WASHINGTON Vaccines aren't just for kids, but far too few grownups are rolling up their sleeves, disappointed federal health officials reported Wednesday.
The numbers of newly vaccinated are surprisingly low, considering how much public attention a trio of new shots which protect against shingles, whooping cough and cervical cancer received in recent years.
Yet many seem to have missed, or forgotten, the news: A survey by the National Foundation for Infectious Diseases found that aside from the flu, most adults have trouble even naming diseases that they could prevent with a simple inoculation.

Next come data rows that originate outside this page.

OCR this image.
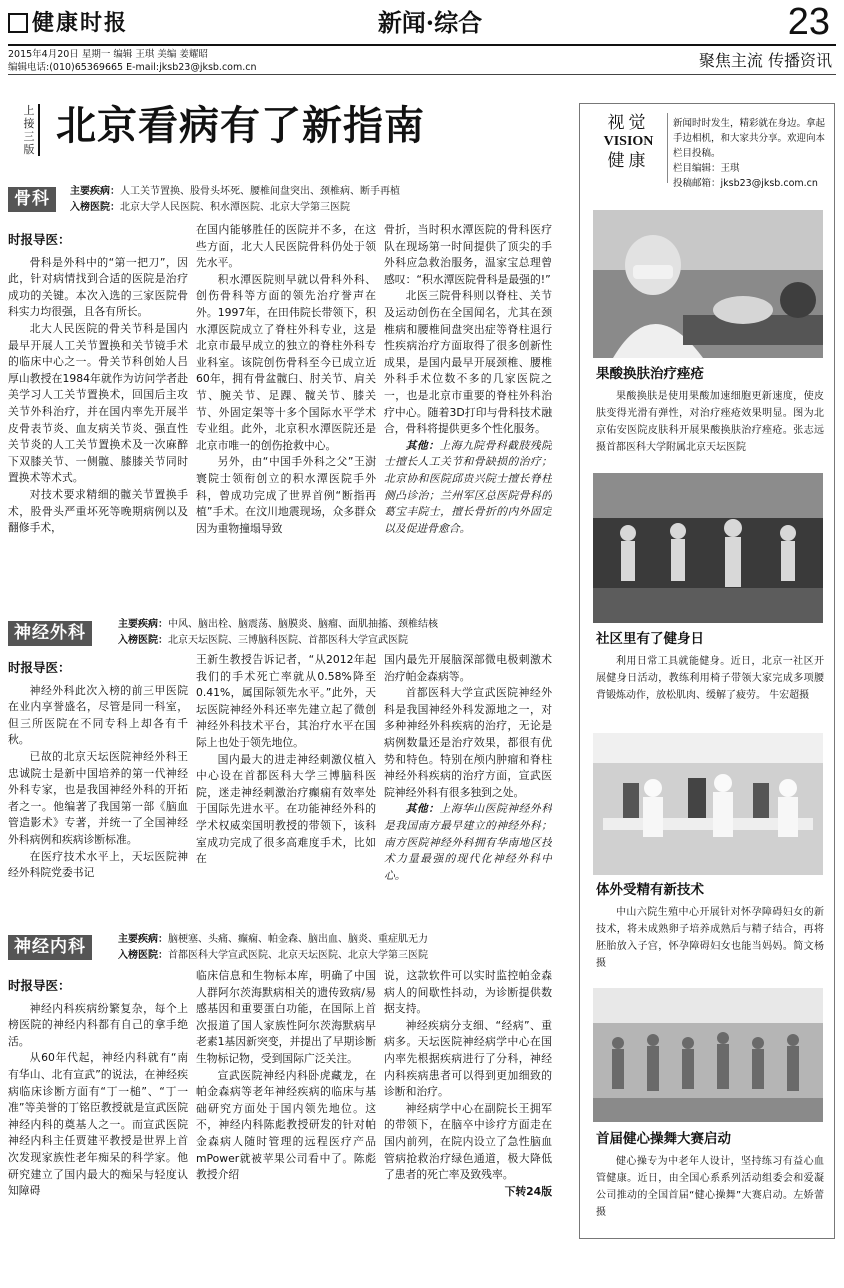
健康时报	新闻·综合	23
2015年4月20日 星期一 编辑 王琪 美编 姜耀昭
编辑电话:(010)65369665 E-mail:jksb23@jksb.com.cn	聚焦主流 传播资讯
上接三版
北京看病有了新指南
骨科	主要疾病：人工关节置换、股骨头坏死、腰椎间盘突出、颈椎病、断手再植
入榜医院：北京大学人民医院、积水潭医院、北京大学第三医院

时报导医：

骨科是外科中的“第一把刀”，因此，针对病情找到合适的医院是治疗成功的关键。本次入选的三家医院骨科实力均很强，且各有所长。

北大人民医院的骨关节科是国内最早开展人工关节置换和关节镜手术的临床中心之一。骨关节科创始人吕厚山教授在1984年就作为访问学者赴美学习人工关节置换术，回国后主攻关节外科治疗，并在国内率先开展半皮骨表节炎、血友病关节炎、强直性关节炎的人工关节置换术及一次麻醉下双膝关节、一侧髋、膝膝关节同时置换术等术式。

对技术要求精细的髋关节置换手术，股骨头严重坏死等晚期病例以及翻修手术，

在国内能够胜任的医院并不多，在这些方面，北大人民医院骨科仍处于领先水平。

积水潭医院则早就以骨科外科、创伤骨科等方面的领先治疗誉声在外。1997年，在田伟院长带领下，积水潭医院成立了脊柱外科专业，这是北京市最早成立的独立的脊柱外科专业科室。该院创伤骨科至今已成立近60年，拥有骨盆髋臼、肘关节、肩关节、腕关节、足踝、髋关节、膝关节、外固定架等十多个国际水平学术专业组。此外，北京积水潭医院还是北京市唯一的创伤抢救中心。

另外，由“中国手外科之父”王澍寰院士领衔创立的积水潭医院手外科，曾成功完成了世界首例“断指再植”手术。在汶川地震现场，众多群众因为重物撞塌导致

骨折，当时积水潭医院的骨科医疗队在现场第一时间提供了顶尖的手外科应急救治服务，温家宝总理曾感叹：“积水潭医院骨科是最强的!”

北医三院骨科则以脊柱、关节及运动创伤在全国闻名，尤其在颈椎病和腰椎间盘突出症等脊柱退行性疾病治疗方面取得了很多创新性成果，是国内最早开展颈椎、腰椎外科手术位数不多的几家医院之一，也是北京市重要的脊柱外科治疗中心。随着3D打印与骨科技术融合，骨科将提供更多个性化服务。

其他：上海九院骨科截肢残院士擅长人工关节和骨缺损的治疗；北京协和医院邱贵兴院士擅长脊柱侧凸诊治；兰州军区总医院骨科的葛宝丰院士，擅长骨折的内外固定以及促进骨愈合。

神经外科	主要疾病：中风、脑出栓、脑震荡、脑膜炎、脑瘤、面肌抽搐、颈椎结核
入榜医院：北京天坛医院、三博脑科医院、首都医科大学宣武医院

时报导医：

神经外科此次入榜的前三甲医院在业内享誉盛名，尽管是同一科室，但三所医院在不同专科上却各有千秋。

已故的北京天坛医院神经外科王忠诚院士是新中国培养的第一代神经外科专家，也是我国神经外科的开拓者之一。他编著了我国第一部《脑血管造影术》专著，并统一了全国神经外科病例和疾病诊断标准。

在医疗技术水平上，天坛医院神经外科院党委书记

王新生教授告诉记者，“从2012年起我们的手术死亡率就从0.58%降至0.41%，属国际领先水平。”此外，天坛医院神经外科还率先建立起了微创神经外科技术平台，其治疗水平在国际上也处于领先地位。

国内最大的进走神经刺激仪植入中心设在首都医科大学三博脑科医院，迷走神经刺激治疗癫痫有效率处于国际先进水平。在功能神经外科的学术权威栾国明教授的带领下，该科室成功完成了很多高难度手术，比如在

国内最先开展脑深部微电极刺激术治疗帕金森病等。

首都医科大学宣武医院神经外科是我国神经外科发源地之一，对多种神经外科疾病的治疗，无论是病例数量还是治疗效果，都很有优势和特色。特别在颅内肿瘤和脊柱神经外科疾病的治疗方面，宣武医院神经外科有很多独到之处。

其他：上海华山医院神经外科是我国南方最早建立的神经外科；南方医院神经外科拥有华南地区技术力量最强的现代化神经外科中心。

神经内科	主要疾病：脑梗塞、头痛、癫痫、帕金森、脑出血、脑炎、重症肌无力
入榜医院：首都医科大学宣武医院、北京天坛医院、北京大学第三医院

时报导医：

神经内科疾病纷繁复杂，每个上榜医院的神经内科都有自己的拿手绝活。

从60年代起，神经内科就有“南有华山、北有宣武”的说法，在神经疾病临床诊断方面有“丁一槌”、“丁一准”等美誉的丁铭臣教授就是宣武医院神经内科的奠基人之一。而宣武医院神经内科主任贾建平教授是世界上首次发现家族性老年痴呆的科学家。他研究建立了国内最大的痴呆与轻度认知障碍

临床信息和生物标本库，明确了中国人群阿尔茨海默病相关的遗传致病/易感基因和重要蛋白功能，在国际上首次报道了国人家族性阿尔茨海默病早老素1基因新突变，并提出了早期诊断生物标记物，受到国际广泛关注。

宣武医院神经内科卧虎藏龙，在帕金森病等老年神经疾病的临床与基础研究方面处于国内领先地位。这不，神经内科陈彪教授研发的针对帕金森病人随时管理的远程医疗产品mPower就被苹果公司看中了。陈彪教授介绍

说，这款软件可以实时监控帕金森病人的间歇性抖动，为诊断提供数据支持。

神经疾病分支细、“经病”、重病多。天坛医院神经病学中心在国内率先根据疾病进行了分科，神经内科疾病患者可以得到更加细致的诊断和治疗。

神经病学中心在副院长王拥军的带领下，在脑卒中诊疗方面走在国内前列，在院内设立了急性脑血管病抢救治疗绿色通道，极大降低了患者的死亡率及致残率。

下转24版

视觉
VISION
健康
新闻时时发生，精彩就在身边。拿起手边相机，和大家共分享。欢迎向本栏目投稿。
栏目编辑：王琪
投稿邮箱：jksb23@jksb.com.cn
果酸换肤治疗痤疮
果酸换肤是使用果酸加速细胞更新速度，使皮肤变得光滑有弹性，对治疗痤疮效果明显。图为北京佑安医院皮肤科开展果酸换肤治疗痤疮。张志远摄首都医科大学附属北京天坛医院
社区里有了健身日
利用日常工具就能健身。近日，北京一社区开展健身日活动，教练利用椅子带领大家完成多项腰背锻炼动作，放松肌肉、缓解了疲劳。 牛宏超摄
体外受精有新技术
中山六院生殖中心开展针对怀孕障碍妇女的新技术，将未成熟卵子培养成熟后与精子结合，再将胚胎放入子宫，怀孕障碍妇女也能当妈妈。简文杨摄
首届健心操舞大赛启动
健心操专为中老年人设计，坚持练习有益心血管健康。近日，由全国心系系列活动组委会和爱凝公司推动的全国首届“健心操舞”大赛启动。左娇蕾摄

"We really need to get beyond the mentality that vaccines are for kids. Vaccines are for everybody," said Dr. Anne Schuchat of the Centers for Disease Control and Prevention, who called the new data sobering. "We obviously have a lot more work to do."
The new CDC report found:
• Only about 2 percent of Americans 60 and older got a vaccine against shingles in its first year of sales.
There are more than 1 million new cases a year, an excruciating rite of aging that causes a blistering skin rash. Up to 200,000 of them develop a complication, severe nerve pain that can last for months or even years. Anyone who ever had chickenpox is at risk, especially once they hit their 60s, because the chickenpox virus hibernates for decades in nerve cells until erupting again.
"Many people describe the shingles pain as the worst pain they've ever endured," said Dr. Michael Oxman of the University of California, San Diego.
The shingles vaccine, Merck & Co.'s Zostavax, isn't perfect, but it cuts in half the risk of shingles and those who still get it have a much milder case.
• About 2 percent of adults ages 18 to 64 got a booster shot against whooping cough in the two years since it hit the market.
The cough so strong it can break a rib is making a big comeback, because the vaccine given to babies and toddlers starts wearing off by adolescence. Older patients usually recover, but whooping cough can cause weeks of misery. Worse, those people can easily spread the illness to not-yet-vaccinated infants, who can die from the bacterial infection, also called pertussis.
The pertussis booster was added to another long-recommended shot, a booster against tetanus and diphtheria that adults should get every 10 years. The new triple combo is called "Tdap." Sanofi-Aventis's Adacel brand is for ages 11 to 64. There also is a version for 10- to 18-year-olds, GlaxoSmithKline's Boostrix.